Key Features
- Architect and program your Scala applications with microservices using the right strategies, by avoiding common gotchas and remaining responsive with higher throughput
- Improve the scalability and responsiveness of your application.
- Examine a number of real-world use cases and hands-on code examples
- Build your very own CQRS system with an example using Akka Persistence and Apache Kafka
Book Description
Microservices is an architectural style and pattern that is becoming hugely popular and adopted by many organizations because of the advantages that it offers. It is an approach to building asynchronous, non-blocking, and failure-resilient applications.
Our book will focus on how to build microservices in Scala. It will address the best practices and common pitfalls in microservice architecture and useful implementation strategies in Scala. We start by shedding light on traditional monoliths, Service Oriented Architecture (SOA), and how microservices evolved from it. Next we move on to explain the Play framework and build a small but working application.
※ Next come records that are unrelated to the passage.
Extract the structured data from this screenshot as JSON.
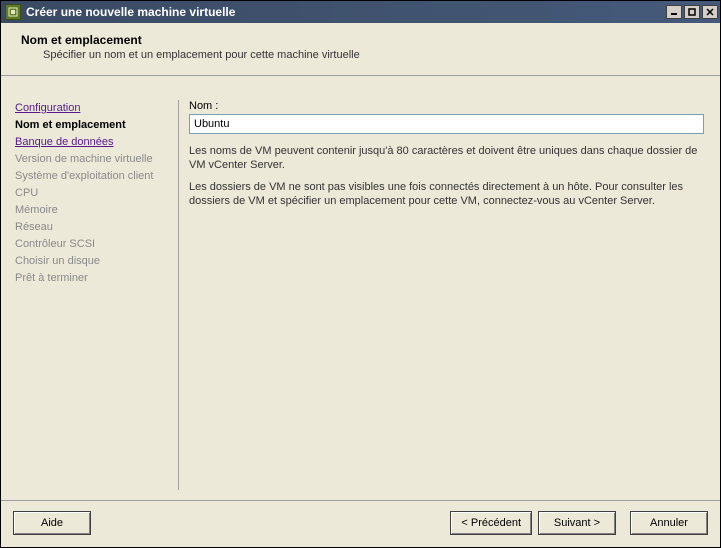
{
  "window": {
    "title": "Créer une nouvelle machine virtuelle"
  },
  "header": {
    "title": "Nom et emplacement",
    "subtitle": "Spécifier un nom et un emplacement pour cette machine virtuelle"
  },
  "sidebar": {
    "steps": [
      {
        "label": "Configuration",
        "state": "link"
      },
      {
        "label": "Nom et emplacement",
        "state": "current"
      },
      {
        "label": "Banque de données",
        "state": "link"
      },
      {
        "label": "Version de machine virtuelle",
        "state": "disabled"
      },
      {
        "label": "Système d'exploitation client",
        "state": "disabled"
      },
      {
        "label": "CPU",
        "state": "disabled"
      },
      {
        "label": "Mémoire",
        "state": "disabled"
      },
      {
        "label": "Réseau",
        "state": "disabled"
      },
      {
        "label": "Contrôleur SCSI",
        "state": "disabled"
      },
      {
        "label": "Choisir un disque",
        "state": "disabled"
      },
      {
        "label": "Prêt à terminer",
        "state": "disabled"
      }
    ]
  },
  "content": {
    "name_label": "Nom :",
    "name_value": "Ubuntu",
    "desc1": "Les noms de VM peuvent contenir jusqu'à 80 caractères et doivent être uniques dans chaque dossier de VM vCenter Server.",
    "desc2": "Les dossiers de VM ne sont pas visibles une fois connectés directement à un hôte. Pour consulter les dossiers de VM et spécifier un emplacement pour cette VM, connectez-vous au vCenter Server."
  },
  "footer": {
    "help": "Aide",
    "back": "< Précédent",
    "next": "Suivant >",
    "cancel": "Annuler"
  }
}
You will understand the importance of writing code that is asynchronous and non-blocking and how Play helps us do this. Later, the book explains how to build Reactive microservices using Akka and Akka HTTP, which adhere to the principles underlying the Reactive Manifesto.
Next, we explore building high-throughput and resilient applications in some detail. At the end of the book, we explore Lagom and how it incorporates best practices to avoid common pitfalls.
What you will learn
- Learn how microservices communicates using REST and other asynchronous means
- Automatically convert JSON to Object and avoid manual parsing
- Learn how to handle blocking calls
- Best practices for building robust microservices
- Understand the application of the Reactive Manifesto in microservices
- Handle failures with Akka
- Write Reactive microservices using Akka HTTP
- Learn what Lagom is and how to use it write microservices
About the Author
Jatin Puri is a software developer and a concurrent and distributed programming enthusiast. He holds an undergraduate degree in Computer Science and MSc in Mathematics from Birla Institute of Technology and Sciences, Pilani, India. He is one of the organizers of the Hyderabad Scala Meetup and is actively involved with the Scala community. He conducts Scala training on behalf of Lightbend as an independent contractor at enterprises and workshops, and for Akka and Play individually. He also made a tiny but proud contribution to Project Palladium (the precursor to Scala Meta).